Saturday, April 28, 2007

The tinfoil hat of the 21st century

From The Daily Mail:

Before knocking on Sarah Dacre's door, I take the precaution of checking my mobile phone. It's switched off, as she has requested.

"Last time someone came to visit," she warns, "I started feeling awfully nauseous. It turned out he had a picture phone with him and had left it switched on. A picture phone!"

She pauses, looking genuinely horrified. Apparently, this type of mobile automatically sends signals to a local base station every nine minutes - "No wonder I felt so sick."

We sit down in the living-room of the airy, north London house that, for the past two years, has been Sarah's refuge from modern life. Save for the absence of a television, it looks ordinary enough.

But beneath the coats of magnolia paint, she points out, the walls are lined with a special paper that contains a layer of tin-foil; and upstairs, the windows are hung with a fine, silvery gauze.
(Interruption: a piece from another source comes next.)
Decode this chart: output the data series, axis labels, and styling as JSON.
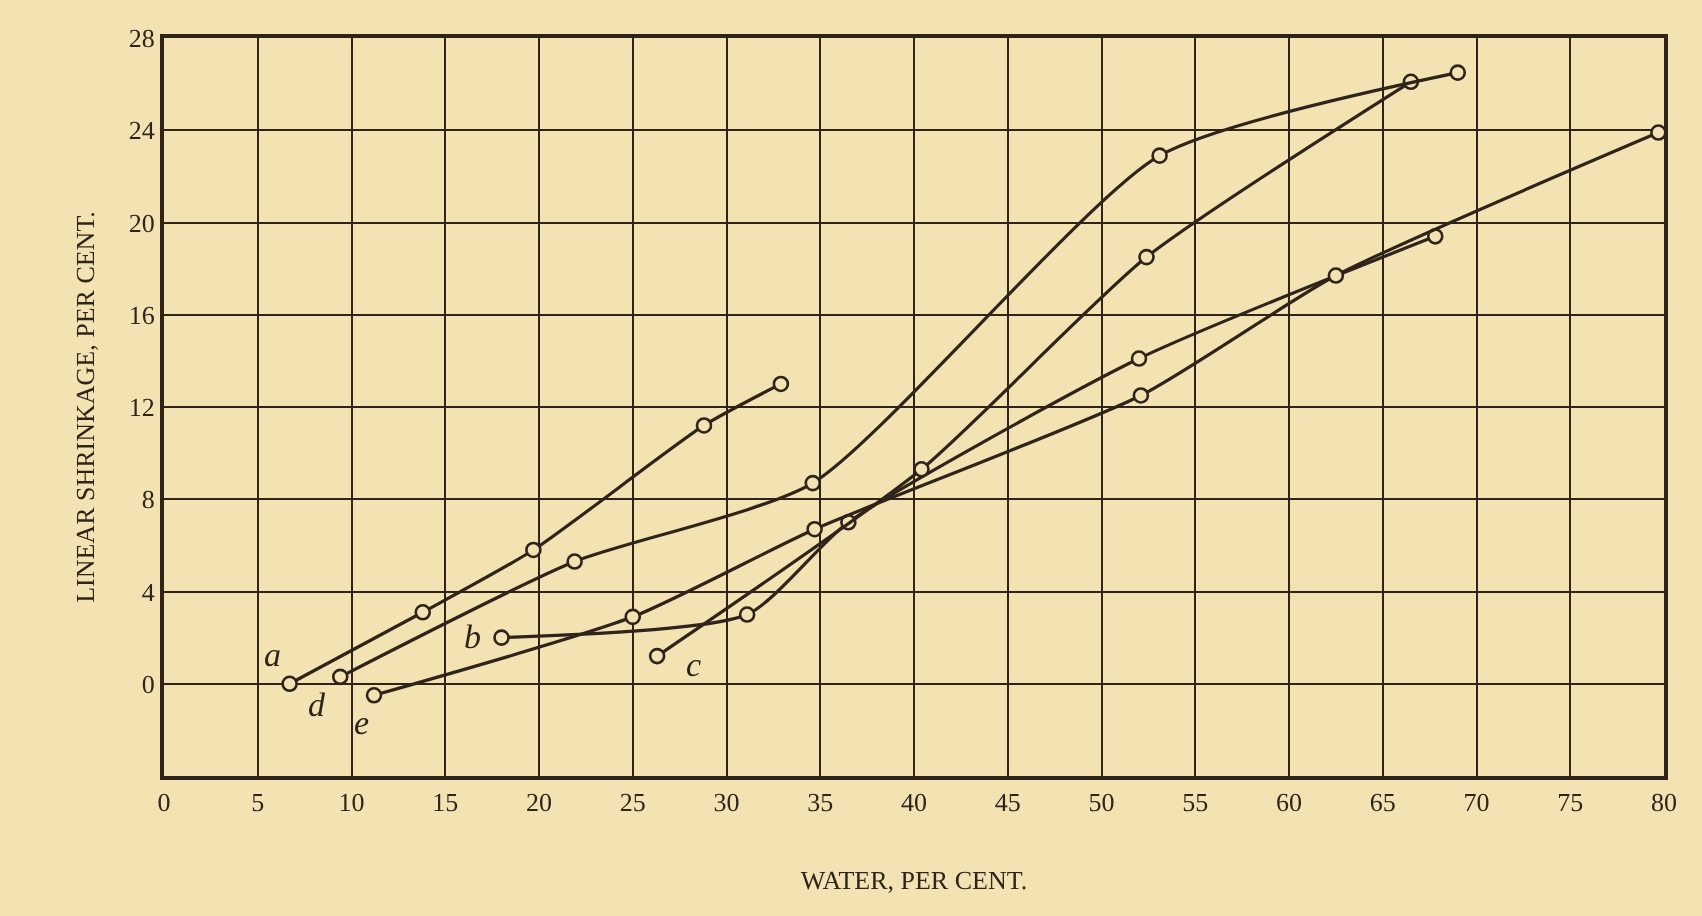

These aren't idiosyncratic decorating decisions, though. All these silvery layers are here for a purpose: to keep the 21st century at bay.

Sarah, 51, is one of a growing band of people who claim to be experiencing extreme - and incapacitating - sensitivity to electrical appliances, as well as to certain frequencies of electromagnetic waves.

"Wi-Fi, or wireless broadband networks, seem to be the worst thing," she says.

"Closely followed by mobile phones - particularly if they're being used in an enclosed space - the base stations of cordless telephones and mobile phone masts.

"I have to restrict the amount of time I spend on the computer or watching television, and make sure I don't have too many household appliances on at once, because that sets me off as well."



It goes without saying that her very real symptoms are psychological. There are some people who simply find life too challenging and need to invent some kind of barrier to keep the world at bay.


In primitive times people like this either got over it and lived or they starved to death. The modern West with its great wealth (the gifts of technology and capitalism) and its tolerance of those who are "different" (the gift of its Judaeo-Christian heritage) can afford to indulge such folk.